Lawyers, bail bondsmen say NYPD arrest slowdown cutting into their business
A sharp drop in arrests and fines in New York may prove costly for the city but it could already be hurting some traffic lawyers and bail bonds firms, which are seeing their phones ring less often as fewer people are in trouble and need help.
The slump in arrest volume – last week’s total was around half that recorded a year ago – is seen by supporters of new York City Mayor Bill de Blasio as evidence of a work slowdown by police officers angered by recent comments he made that they viewed as anti-police. Police unions deny there is a slowdown.

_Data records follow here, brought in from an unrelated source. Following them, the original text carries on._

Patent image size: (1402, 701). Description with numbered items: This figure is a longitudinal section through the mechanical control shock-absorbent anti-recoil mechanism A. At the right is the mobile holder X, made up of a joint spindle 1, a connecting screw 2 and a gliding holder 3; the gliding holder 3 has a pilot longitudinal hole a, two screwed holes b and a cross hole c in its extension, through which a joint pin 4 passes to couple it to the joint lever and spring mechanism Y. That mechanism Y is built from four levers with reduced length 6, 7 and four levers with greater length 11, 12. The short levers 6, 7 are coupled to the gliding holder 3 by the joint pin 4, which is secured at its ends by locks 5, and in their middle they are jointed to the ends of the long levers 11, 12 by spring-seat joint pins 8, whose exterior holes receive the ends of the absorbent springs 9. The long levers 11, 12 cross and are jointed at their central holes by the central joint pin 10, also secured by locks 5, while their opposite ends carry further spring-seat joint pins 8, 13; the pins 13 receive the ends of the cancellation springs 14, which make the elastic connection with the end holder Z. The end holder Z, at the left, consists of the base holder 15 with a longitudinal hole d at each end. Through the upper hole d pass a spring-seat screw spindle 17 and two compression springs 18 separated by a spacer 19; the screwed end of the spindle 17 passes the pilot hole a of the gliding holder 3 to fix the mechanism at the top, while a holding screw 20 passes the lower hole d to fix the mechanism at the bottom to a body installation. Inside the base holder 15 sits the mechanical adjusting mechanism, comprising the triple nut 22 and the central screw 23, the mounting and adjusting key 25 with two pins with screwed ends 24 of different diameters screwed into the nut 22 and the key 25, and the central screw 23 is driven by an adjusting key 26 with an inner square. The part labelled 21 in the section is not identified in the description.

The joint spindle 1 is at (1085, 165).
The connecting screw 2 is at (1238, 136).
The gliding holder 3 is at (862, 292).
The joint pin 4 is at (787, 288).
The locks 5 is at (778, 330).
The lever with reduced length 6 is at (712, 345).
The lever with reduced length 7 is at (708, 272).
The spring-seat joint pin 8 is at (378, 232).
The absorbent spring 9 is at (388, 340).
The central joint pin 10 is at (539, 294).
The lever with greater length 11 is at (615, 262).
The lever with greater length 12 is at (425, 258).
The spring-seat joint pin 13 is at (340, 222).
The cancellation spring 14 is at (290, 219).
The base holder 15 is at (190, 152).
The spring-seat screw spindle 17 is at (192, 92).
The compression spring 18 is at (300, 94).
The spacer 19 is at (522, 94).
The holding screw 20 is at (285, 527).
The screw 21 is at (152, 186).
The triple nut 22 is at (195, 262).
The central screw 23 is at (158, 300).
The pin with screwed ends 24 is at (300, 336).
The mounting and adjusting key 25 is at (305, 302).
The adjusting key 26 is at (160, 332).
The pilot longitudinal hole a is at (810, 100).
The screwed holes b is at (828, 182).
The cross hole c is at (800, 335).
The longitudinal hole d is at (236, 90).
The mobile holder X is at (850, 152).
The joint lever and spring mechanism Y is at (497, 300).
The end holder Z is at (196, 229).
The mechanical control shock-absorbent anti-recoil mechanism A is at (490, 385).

“We’re seeing less phone calls, less emails, less faxes from people with tickets that are newly issued,” said New York traffic lawyer Matthew Weiss. “It started at the beginning of the year.” Revenues for his New York City traffic ticket business – including moving violations and criminal matters – are down roughly 30 percent to 40 percent since the end of December.

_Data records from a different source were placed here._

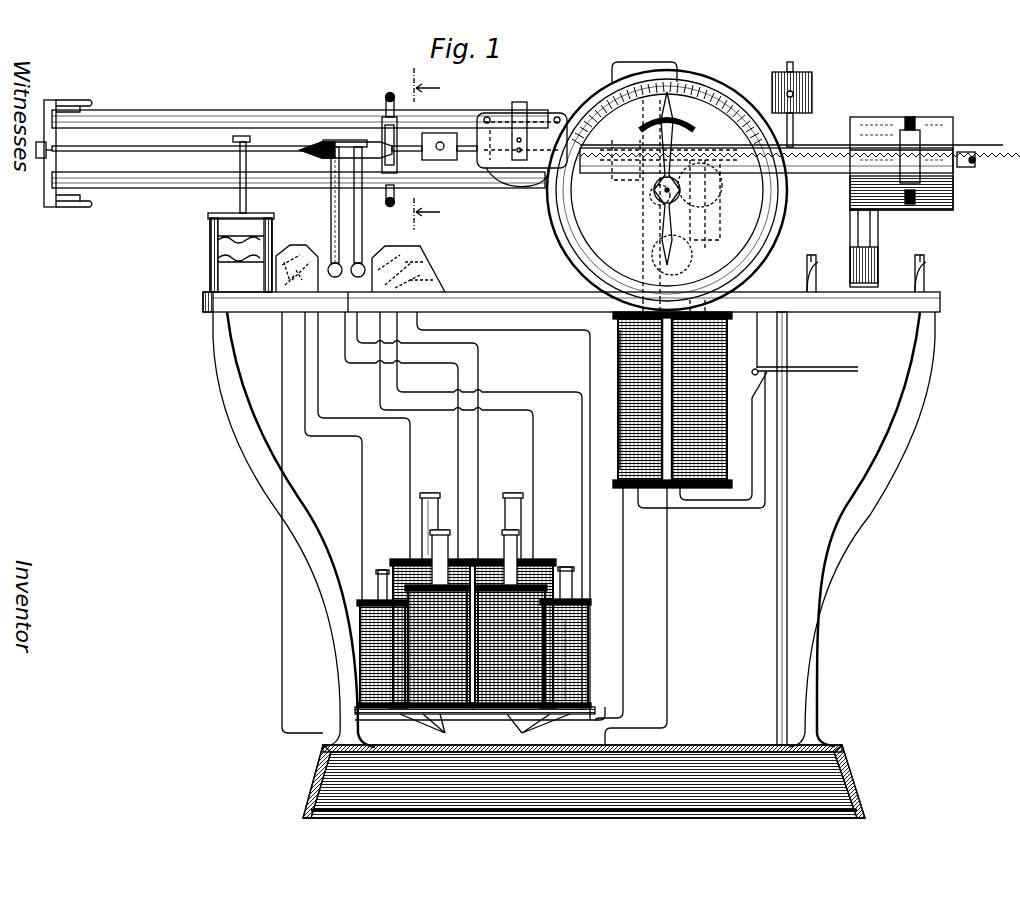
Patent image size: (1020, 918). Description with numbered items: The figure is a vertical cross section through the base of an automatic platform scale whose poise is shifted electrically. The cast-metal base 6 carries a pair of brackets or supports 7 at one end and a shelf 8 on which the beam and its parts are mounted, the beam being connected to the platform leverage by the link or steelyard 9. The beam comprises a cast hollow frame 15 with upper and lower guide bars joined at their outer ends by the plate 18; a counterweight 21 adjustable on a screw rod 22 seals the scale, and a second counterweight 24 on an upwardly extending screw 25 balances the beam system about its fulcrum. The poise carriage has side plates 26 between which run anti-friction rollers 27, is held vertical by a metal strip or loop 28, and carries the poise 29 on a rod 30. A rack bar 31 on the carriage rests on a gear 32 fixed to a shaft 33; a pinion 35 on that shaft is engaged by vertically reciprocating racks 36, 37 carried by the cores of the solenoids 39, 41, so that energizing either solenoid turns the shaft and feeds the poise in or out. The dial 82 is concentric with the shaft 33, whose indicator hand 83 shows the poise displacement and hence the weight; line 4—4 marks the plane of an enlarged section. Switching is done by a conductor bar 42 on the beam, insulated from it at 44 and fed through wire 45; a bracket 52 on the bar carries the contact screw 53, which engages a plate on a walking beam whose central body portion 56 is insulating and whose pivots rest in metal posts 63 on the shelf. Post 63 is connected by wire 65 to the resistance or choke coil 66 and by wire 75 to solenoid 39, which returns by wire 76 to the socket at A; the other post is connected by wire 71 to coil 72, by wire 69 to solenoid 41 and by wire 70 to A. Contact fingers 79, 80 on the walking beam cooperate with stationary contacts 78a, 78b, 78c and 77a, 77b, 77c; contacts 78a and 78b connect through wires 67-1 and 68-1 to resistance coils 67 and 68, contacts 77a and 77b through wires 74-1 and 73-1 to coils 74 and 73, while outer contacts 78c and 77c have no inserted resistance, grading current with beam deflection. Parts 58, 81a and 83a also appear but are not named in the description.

The base 6 is at (858, 760).
The brackets or supports 7 is at (228, 407).
The shelf 8 is at (905, 292).
The link or steelyard 9 is at (140, 192).
The cast hollow frame 15 is at (840, 175).
The plate 18 is at (46, 177).
The counterweight 21 is at (953, 190).
The screw rod 22 is at (975, 162).
The second counterweight 24 is at (814, 84).
The screw 25 is at (794, 66).
The side plates 26 is at (538, 122).
The anti-friction rollers 27 is at (533, 180).
The metal strip or loop 28 is at (519, 102).
The poise 29 is at (440, 131).
The rod 30 is at (463, 152).
The rack bar 31 is at (818, 148).
The gear 32 is at (718, 190).
The shaft 33 is at (650, 200).
The pinion 35 is at (716, 205).
The rack 36 is at (652, 207).
The rack 37 is at (646, 240).
The solenoid 39 is at (718, 396).
The solenoid 41 is at (618, 449).
The conductor bar 42 is at (170, 146).
The insulation point 44 is at (44, 145).
The wire 45 is at (646, 60).
The bracket 52 is at (385, 130).
The contact screw 53 is at (390, 92).
The central body portion 56 is at (361, 140).
The terminal plate 58 is at (523, 716).
The metal post 63 is at (350, 300).
The wire 65 is at (348, 366).
The resistance or choke coil 66 is at (395, 560).
The resistance coil 67 is at (398, 592).
The resistance coil 68 is at (372, 650).
The wire 69 is at (623, 556).
The wire 70 is at (787, 426).
The wire 71 is at (482, 360).
The resistance or choke coil 72 is at (490, 528).
The resistance coil 73 is at (590, 636).
The resistance coil 74 is at (590, 690).
The wire 75 is at (668, 588).
The wire 76 is at (750, 462).
The stationary contact 77a is at (420, 246).
The stationary contact 77b is at (428, 260).
The stationary contact 77c is at (438, 272).
The stationary contact 78a is at (312, 262).
The stationary contact 78b is at (300, 255).
The stationary contact 78c is at (287, 255).
The contact finger 79 is at (331, 213).
The contact finger 80 is at (364, 240).
The wire 81a is at (335, 438).
The dial 82 is at (718, 112).
The indicator hand 83 is at (676, 96).
The wire 83a is at (282, 632).
The wire 67-1 is at (412, 450).
The wire 68-1 is at (364, 482).
The wire 73-1 is at (582, 506).
The wire 74-1 is at (548, 470).
The outlet or connection socket A is at (748, 410).
The section line 4— 4 is at (424, 148).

Traffic lawyers typically represent motorists who are pulled over by police for alleged offenses such as speeding, texting and reckless driving. They may also fight parking tickets.

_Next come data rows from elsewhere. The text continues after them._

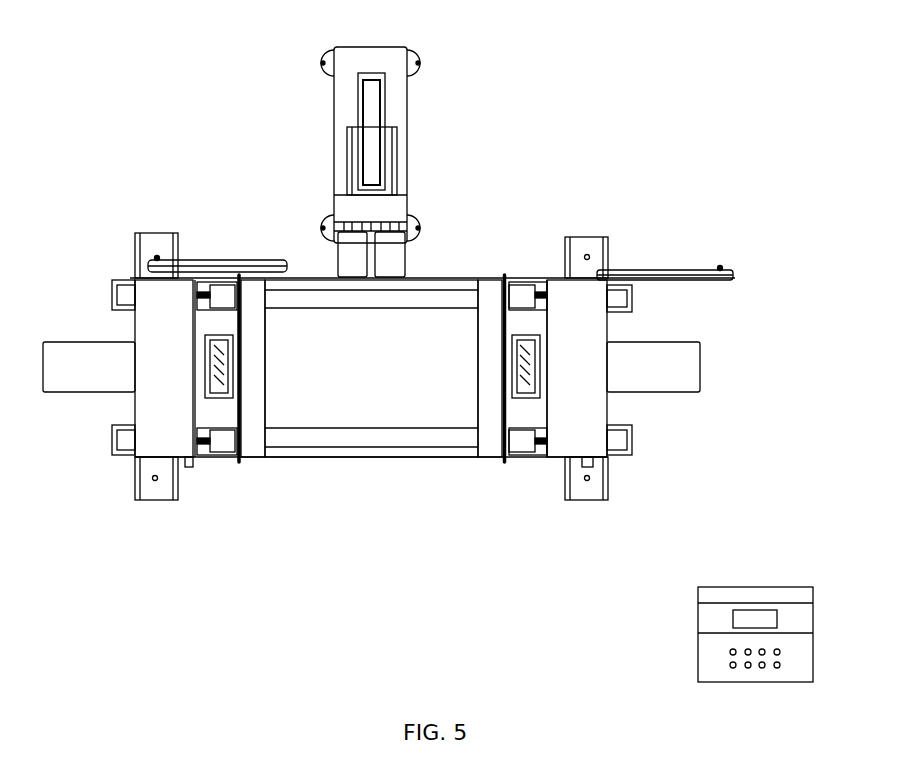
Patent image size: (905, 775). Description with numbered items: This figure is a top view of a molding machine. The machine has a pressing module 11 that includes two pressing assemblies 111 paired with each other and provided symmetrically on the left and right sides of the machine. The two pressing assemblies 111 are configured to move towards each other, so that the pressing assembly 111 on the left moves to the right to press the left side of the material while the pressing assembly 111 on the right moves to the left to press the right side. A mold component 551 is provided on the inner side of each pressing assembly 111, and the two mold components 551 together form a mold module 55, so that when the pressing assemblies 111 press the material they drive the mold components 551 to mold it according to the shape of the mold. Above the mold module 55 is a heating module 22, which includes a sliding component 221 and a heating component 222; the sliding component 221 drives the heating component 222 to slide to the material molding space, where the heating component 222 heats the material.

The pressing module 11 is at (437, 643).
The pressing assembly 111 is at (422, 457).
The heating module 22 is at (142, 102).
The sliding component 221 is at (278, 134).
The heating component 222 is at (283, 230).
The mold module 55 is at (412, 502).
The mold component 551 is at (372, 412).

“I’ve definitely noticed a drop in calls,” said lawyer Isaac Abraham. Abraham said the fall in business could, however, be an impact from the holidays and it was too early to tell if it was from the fewer reported arrests.
Some lawyers said they were seeing business as usual and any noticeable drop could be delayed as there can be a lag between the time a motorist gets a ticket and when they call a lawyer.
“Not everyone necessarily calls a lawyer the minute they get a ticket,” said attorney Scott Feifer, who said he had not seen any tangible impact from the fall in arrests and court summons.
Bail bondsmen say business slow
The number of arrests across the city plunged to 2,401 from 5,448 in the week ending Sunday compared with the same period the previous year, with parking and driving-related tickets down more than 90 percent according to New York Police Department data.
De Blasio on Monday brushed off questions about whether the drop was a concerted effort by police to slow work following the murder of two policemen in their patrol car on Dec. 20. He and Police Commissioner William Bratton said they needed more time before ruling out the possibility of police insubordination.
Parking fines are a small but significant revenue source for the city. Revenues from parking violation fines for 2014 amounted to $542 million, according to data from New York’s Office of Management and Budget.
That equates to around $10 million a week, still a fraction of the city’s $75 billion budget.
If parking ticket revenues take a long-term knock, it could pressure a budget that has had a persistent, though shrinking, long-term deficit. New York City’s Comptroller’s office said they did not have granular enough data to be able to assess the financial impact of the drop in arrests and summonses.
Bratton said the city may actually be saving money if summonses are not being written because the city is not paying overtime to officers to go to court to testify.
Alongside traffic attorneys, some bail bond firms said they were also seeing a drop in business.
“Definitely, it’s been very slow – a lot of attorneys are having issues as well,” said Miguel Rodrigues, co-owner of David Jakab Bail Bonds situated in Manhattan’s Chinatown near New York’s criminal court. “I would be concerned if it goes for a month.”
Empire Bail Bonds, which has offices around New York including in Queens and Brooklyn, said business volume was down about 50 percent since Christmas.
“Empire is very large and can withstand the bump … but your average Mom and Pop shop can’t,” said Empire Bail Bonds president Michelle Esquenazi.